Cianjur – Dalam pusaran zaman yang bergerak begitu cepat, digitalisasi bukan sekadar pilihan, melainkan keniscayaan. Sebagai kader Himpunan Mahasiswa Islam (HMI), kita dihadapkan pada tantangan sekaligus peluang besar untuk terus memanifestasikan nilai-nilai keislaman, keindonesiaan, dan keilmuan dalam realitas baru yang serba digital.
Era digital membuka ruang tanpa batas. Informasi mengalir deras, ide-ide bersilangan cepat, dan eksistensi seseorang tidak lagi hanya diukur dari keberadaannya di ruang fisik, tetapi juga dari kontribusinya di ruang maya. Di sinilah peran kader HMI diuji: mampukah kita menjadi pionir dalam menebarkan nilai-nilai Islam rahmatan lil ‘alamin melalui platform-platform digital?
Sebagai kader, kita tidak hanya dituntut untuk melek teknologi, tetapi juga cakap dalam menggunakannya untuk misi keummatan dan kebangsaan. Aktivisme tidak lagi terbatas pada ruang-ruang diskusi tatap muka; ia kini harus hidup di media sosial, dalam tulisan-tulisan reflektif, dalam gerakan digital yang tetap berakar pada nilai-nilai perjuangan HMI.
Dalam perjalanan ini, saya, Asep Maulana, percaya bahwa:
“Di tengah arus digitalisasi, kader HMI harus menjadi suluh yang menuntun arah, bukan buih yang hanyut tanpa tujuan.”
Kita harus hadir bukan hanya sebagai konsumen informasi, melainkan sebagai produsen gagasan. Mengisi ruang digital dengan narasi yang membangun, kritis, dan solutif. Menjadi pemantik peradaban yang beradab.
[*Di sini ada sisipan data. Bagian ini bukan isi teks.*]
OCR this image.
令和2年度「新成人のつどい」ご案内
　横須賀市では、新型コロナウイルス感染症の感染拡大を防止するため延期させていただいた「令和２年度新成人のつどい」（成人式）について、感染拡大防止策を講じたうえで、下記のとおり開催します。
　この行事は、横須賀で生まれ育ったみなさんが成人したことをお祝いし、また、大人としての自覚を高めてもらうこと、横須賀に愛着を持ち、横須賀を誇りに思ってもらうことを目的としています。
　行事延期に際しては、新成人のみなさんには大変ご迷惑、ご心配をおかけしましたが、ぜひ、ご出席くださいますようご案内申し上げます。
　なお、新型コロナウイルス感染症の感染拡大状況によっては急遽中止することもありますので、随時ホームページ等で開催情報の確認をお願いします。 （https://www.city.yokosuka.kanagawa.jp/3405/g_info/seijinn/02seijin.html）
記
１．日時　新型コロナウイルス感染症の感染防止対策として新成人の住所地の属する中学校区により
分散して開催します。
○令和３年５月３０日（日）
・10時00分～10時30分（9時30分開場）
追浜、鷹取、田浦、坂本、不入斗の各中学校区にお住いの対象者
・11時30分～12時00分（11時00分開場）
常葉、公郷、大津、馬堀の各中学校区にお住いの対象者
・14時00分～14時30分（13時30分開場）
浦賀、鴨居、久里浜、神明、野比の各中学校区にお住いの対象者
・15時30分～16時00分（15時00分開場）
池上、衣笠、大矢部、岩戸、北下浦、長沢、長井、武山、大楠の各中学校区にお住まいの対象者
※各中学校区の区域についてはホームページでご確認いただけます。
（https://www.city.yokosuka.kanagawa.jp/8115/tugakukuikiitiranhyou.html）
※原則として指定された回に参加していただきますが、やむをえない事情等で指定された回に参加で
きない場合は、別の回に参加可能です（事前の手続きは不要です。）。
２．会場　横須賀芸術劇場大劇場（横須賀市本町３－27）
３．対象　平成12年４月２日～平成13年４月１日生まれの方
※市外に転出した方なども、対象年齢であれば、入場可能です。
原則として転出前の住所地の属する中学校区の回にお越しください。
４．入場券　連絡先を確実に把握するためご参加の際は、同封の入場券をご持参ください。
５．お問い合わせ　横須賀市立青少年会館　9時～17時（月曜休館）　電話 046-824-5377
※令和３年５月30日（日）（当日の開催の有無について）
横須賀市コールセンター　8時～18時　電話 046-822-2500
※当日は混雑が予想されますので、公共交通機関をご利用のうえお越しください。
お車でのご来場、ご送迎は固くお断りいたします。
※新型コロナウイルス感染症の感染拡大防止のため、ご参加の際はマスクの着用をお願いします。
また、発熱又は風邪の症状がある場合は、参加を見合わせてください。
Menjadi kader HMI di era digitalisasi berarti kita harus mengasah intelektualitas kita, menjaga integritas kita, dan membangun jejaring seluas-luasnya tanpa kehilangan jati diri. Kita harus memahami bahwa teknologi hanyalah alat; nilai dan tujuan kitalah yang akan menentukan arah perjalanan.
Mari bersama-sama menjadikan era digital ini sebagai panggung untuk mempertegas eksistensi HMI, bukan hanya sebagai organisasi mahasiswa Islam tertua, tetapi juga sebagai pelopor perubahan di tengah dunia yang terus berubah.